Hello I will like to know how can I extract multiple fasta sequences from a file that have a list of the IDs (133 in total) I want to extract. I have started by loading my fasta and ID file in R:
library("seqinr")
fastafile<- read.fasta(file = "proteins.fasta",
seqtype = "AA",as.string = TRUE, set.attributes = FALSE)
head(fastafile)
$`1.1.1.m1`
[1] "MRRRGQWWFTAETSVGQTANTSANSDLLSPAFWLVRGHEFKITRSDDPQHTALLQTSDDCLGGQTFRAKITSYGRFTERESWEIKPNVDGCRGSCNVSYAGRFEETVGFKQAKCSSRIQSEKNIGFWCAIGSRGSVMMIGGGGKPCTLGDHGIGITNAKDRSFSHSPSSKRNDFGDVATSSPETSYSLNLWIQ"
$`1.1.2.m1`
[1] "MHEHTSQSVACGAQTEEVLRSITMRRKTNYQTATTCLVKLIFEHVLNVRKTNSIEKFDGLEARHRKHIKEIVALEINPNSFGISERQGPIPQPVILFPLNAEYQARDVKNRTAPGIPSGVSLAPGPNGEKDGSYEFFGNTNSFIEFPNSPRGALDVLYSITILCWVYYDEKGGPHGLIFEYNTGGKYGVHLWVVNRLFSARFIDRAFSYSRPYLRHTSLAGGWKFVGASYDNETGEIKLWADGA"
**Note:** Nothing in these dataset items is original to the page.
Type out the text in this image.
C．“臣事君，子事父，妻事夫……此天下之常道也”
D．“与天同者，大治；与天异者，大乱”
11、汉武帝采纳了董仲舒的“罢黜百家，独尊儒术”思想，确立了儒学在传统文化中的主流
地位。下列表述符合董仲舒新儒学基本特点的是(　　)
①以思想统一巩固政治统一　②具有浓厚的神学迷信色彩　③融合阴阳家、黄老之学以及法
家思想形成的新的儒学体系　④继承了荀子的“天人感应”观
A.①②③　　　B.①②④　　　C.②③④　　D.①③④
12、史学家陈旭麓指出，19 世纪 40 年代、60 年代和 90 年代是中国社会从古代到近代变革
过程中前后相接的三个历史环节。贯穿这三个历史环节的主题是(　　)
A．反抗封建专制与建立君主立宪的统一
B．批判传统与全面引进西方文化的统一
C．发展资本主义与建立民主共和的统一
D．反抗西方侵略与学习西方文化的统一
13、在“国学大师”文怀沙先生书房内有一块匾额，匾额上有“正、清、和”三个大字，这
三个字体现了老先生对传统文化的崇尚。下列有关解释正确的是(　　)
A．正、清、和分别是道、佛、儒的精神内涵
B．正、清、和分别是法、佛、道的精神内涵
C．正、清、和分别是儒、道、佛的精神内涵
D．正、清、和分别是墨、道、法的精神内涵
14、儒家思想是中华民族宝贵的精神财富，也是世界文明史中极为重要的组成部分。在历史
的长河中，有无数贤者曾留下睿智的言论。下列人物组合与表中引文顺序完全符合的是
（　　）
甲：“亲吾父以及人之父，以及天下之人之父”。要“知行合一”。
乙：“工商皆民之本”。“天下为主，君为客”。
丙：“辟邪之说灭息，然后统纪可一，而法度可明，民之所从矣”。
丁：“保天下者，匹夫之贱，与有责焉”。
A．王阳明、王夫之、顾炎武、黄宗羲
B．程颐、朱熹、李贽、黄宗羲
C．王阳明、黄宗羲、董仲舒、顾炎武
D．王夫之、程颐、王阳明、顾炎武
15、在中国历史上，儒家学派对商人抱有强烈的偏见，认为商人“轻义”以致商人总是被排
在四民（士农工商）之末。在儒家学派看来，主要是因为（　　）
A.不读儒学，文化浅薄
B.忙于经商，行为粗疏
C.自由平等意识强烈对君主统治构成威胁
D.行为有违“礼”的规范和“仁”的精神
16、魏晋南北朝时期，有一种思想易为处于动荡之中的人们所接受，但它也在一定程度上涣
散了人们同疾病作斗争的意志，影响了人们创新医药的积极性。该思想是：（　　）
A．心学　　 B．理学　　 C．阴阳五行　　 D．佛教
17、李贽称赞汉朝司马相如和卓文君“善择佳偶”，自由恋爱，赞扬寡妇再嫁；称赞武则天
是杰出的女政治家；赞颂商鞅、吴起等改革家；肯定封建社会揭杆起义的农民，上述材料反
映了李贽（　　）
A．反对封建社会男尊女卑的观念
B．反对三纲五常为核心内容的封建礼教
co2=read.table("trt_co.csv",header=T, sep=",")
head(co2)
1 1.1.10073.m1
2 1.1.10395.m1
3 1.1.10428.m1
4 1.1.10509.m1
5 1.1.10621.m1
6 1.1.10760.m1
I will appreciate your help on what would be the next step.
Thanks
You use read.table(header = T), but head(co2) does not show column names? Or did you just omit them from this post?
I'm just curious, why would you do that in R?
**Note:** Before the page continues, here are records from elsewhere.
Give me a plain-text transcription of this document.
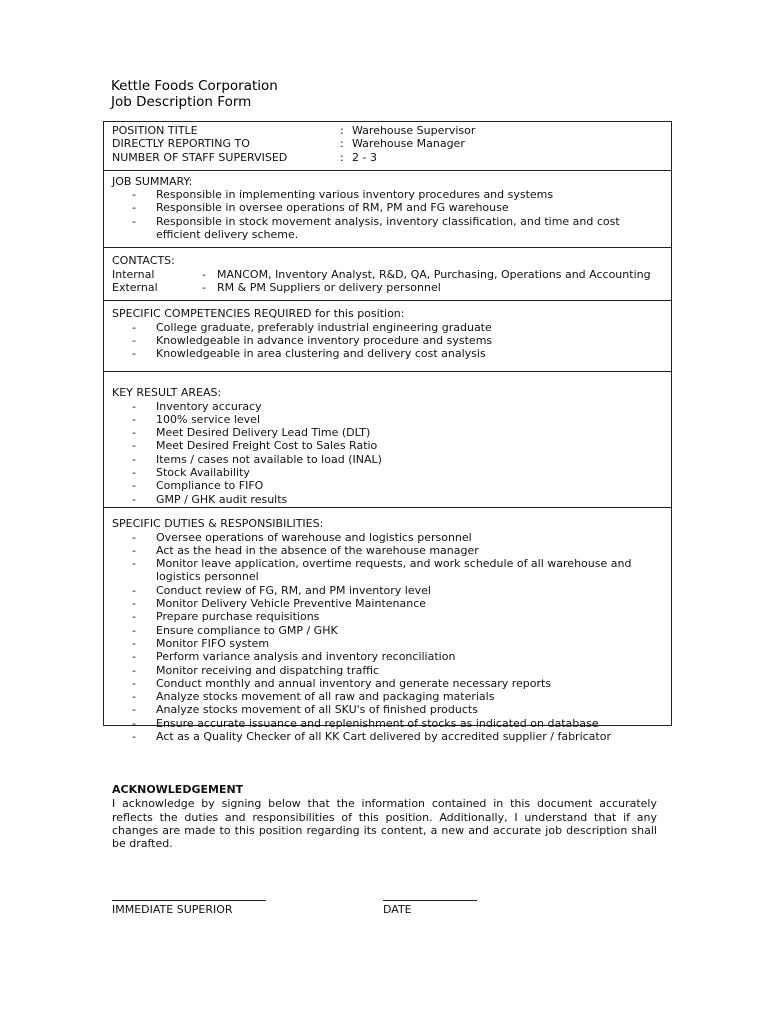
Kettle Foods Corporation
Job Description Form
POSITION TITLE	: Warehouse Supervisor
DIRECTLY REPORTING TO	: Warehouse Manager
NUMBER OF STAFF SUPERVISED	: 2 - 3
JOB SUMMARY:
-	Responsible in implementing various inventory procedures and systems
-	Responsible in oversee operations of RM, PM and FG warehouse
-	Responsible in stock movement analysis, inventory classification, and time and cost efficient delivery scheme.
CONTACTS:
Internal	-	MANCOM, Inventory Analyst, R&D, QA, Purchasing, Operations and Accounting
External	-	RM & PM Suppliers or delivery personnel
SPECIFIC COMPETENCIES REQUIRED for this position:
-	College graduate, preferably industrial engineering graduate
-	Knowledgeable in advance inventory procedure and systems
-	Knowledgeable in area clustering and delivery cost analysis
KEY RESULT AREAS:
-	Inventory accuracy
-	100% service level
-	Meet Desired Delivery Lead Time (DLT)
-	Meet Desired Freight Cost to Sales Ratio
-	Items / cases not available to load (INAL)
-	Stock Availability
-	Compliance to FIFO
-	GMP / GHK audit results
SPECIFIC DUTIES & RESPONSIBILITIES:
-	Oversee operations of warehouse and logistics personnel
-	Act as the head in the absence of the warehouse manager
-	Monitor leave application, overtime requests, and work schedule of all warehouse and logistics personnel
-	Conduct review of FG, RM, and PM inventory level
-	Monitor Delivery Vehicle Preventive Maintenance
-	Prepare purchase requisitions
-	Ensure compliance to GMP / GHK
-	Monitor FIFO system
-	Perform variance analysis and inventory reconciliation
-	Monitor receiving and dispatching traffic
-	Conduct monthly and annual inventory and generate necessary reports
-	Analyze stocks movement of all raw and packaging materials
-	Analyze stocks movement of all SKU's of finished products
-	Ensure accurate issuance and replenishment of stocks as indicated on database
-	Act as a Quality Checker of all KK Cart delivered by accredited supplier / fabricator
ACKNOWLEDGEMENT
I acknowledge by signing below that the information contained in this document accurately reflects the duties and responsibilities of this position. Additionally, I understand that if any changes are made to this position regarding its content, a new and accurate job description shall be drafted.
IMMEDIATE SUPERIOR	DATE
One reason: because your downstream analysis is most easily performed in R. The seqinr package contains a lot of useful functions for statistical analysis of sequences; reading them in is just the first step.
In which program would you advice doing it?
I would extract them before I load it into R, for example using 'grep' (if your fasta hast sequences in just one line) some script pyhton/bash/perl....
if you are on a linux machine you can also go with kent source utils: kent source. There is a lof of usefull stuff in your case look at "faSomeRecords".